Mail-order prescription delivery also creates privacy issues for clients who may be living with people who do not know about their medical condition. Instead of discreetly picking up a prescription at their specialty pharmacy, the medications arrive at their home where they can be mistakenly or purposely intercepted by someone other than the patient.
Because mail-order delivery would force the medication to be shipped sometimes from across the country, the patient faces the risk of receiving medication that was not properly stored in transit (e.g. refrigerated at appropriate room temperature/humidity range) – and therefore potentially dangerous – as well as the risk of a missed dose if already-unreliable package delivery arrives late.
Here’s some information on AB 2418 not provided by AHF
Medication Adherence/ Synchronization
Introduced February 21, 2014
Poor medication adherence is responsible for increased hospitalization and risk of death and approximately $290 billion in increased medical costs annually. In response, California Assemblywoman Susan A. Bonilla introduced AB 2418, which sought to allow patients to opt out of mandatory mail order programs if they prefer to obtain their prescriptions from a pharmacy or clinic and streamline refill synchronizations to allow patients to pick up all of their prescriptions during one visit to the pharmacy.

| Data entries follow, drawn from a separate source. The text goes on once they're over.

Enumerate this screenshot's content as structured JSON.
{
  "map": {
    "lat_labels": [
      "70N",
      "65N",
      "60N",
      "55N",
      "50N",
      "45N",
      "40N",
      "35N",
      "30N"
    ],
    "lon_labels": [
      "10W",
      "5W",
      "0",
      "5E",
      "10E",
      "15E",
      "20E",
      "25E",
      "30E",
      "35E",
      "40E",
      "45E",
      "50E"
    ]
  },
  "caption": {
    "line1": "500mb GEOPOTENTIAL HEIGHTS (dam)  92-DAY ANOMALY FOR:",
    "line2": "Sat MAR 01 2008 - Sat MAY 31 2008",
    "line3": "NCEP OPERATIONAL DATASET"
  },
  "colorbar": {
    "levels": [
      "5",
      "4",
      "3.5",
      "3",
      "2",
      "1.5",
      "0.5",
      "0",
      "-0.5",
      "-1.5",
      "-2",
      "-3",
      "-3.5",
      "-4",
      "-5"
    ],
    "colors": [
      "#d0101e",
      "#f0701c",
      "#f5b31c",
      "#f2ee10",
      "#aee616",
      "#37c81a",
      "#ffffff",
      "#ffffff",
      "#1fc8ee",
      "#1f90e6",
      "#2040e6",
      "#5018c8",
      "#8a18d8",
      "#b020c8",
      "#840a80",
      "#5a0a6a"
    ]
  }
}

As amended in the Assembly, AB 2418 would require insurers to allow insured patients to refill medications at a prorated amount in order to sync refills of multiple prescriptions. In addition, insurers would be required to establish a process whereby insured patients may opt out of mail-order restrictions.
AB 2418 passed the Assembly on May 29, 2014, and awaited commitee assignment in the Senate as of June 10, 2014.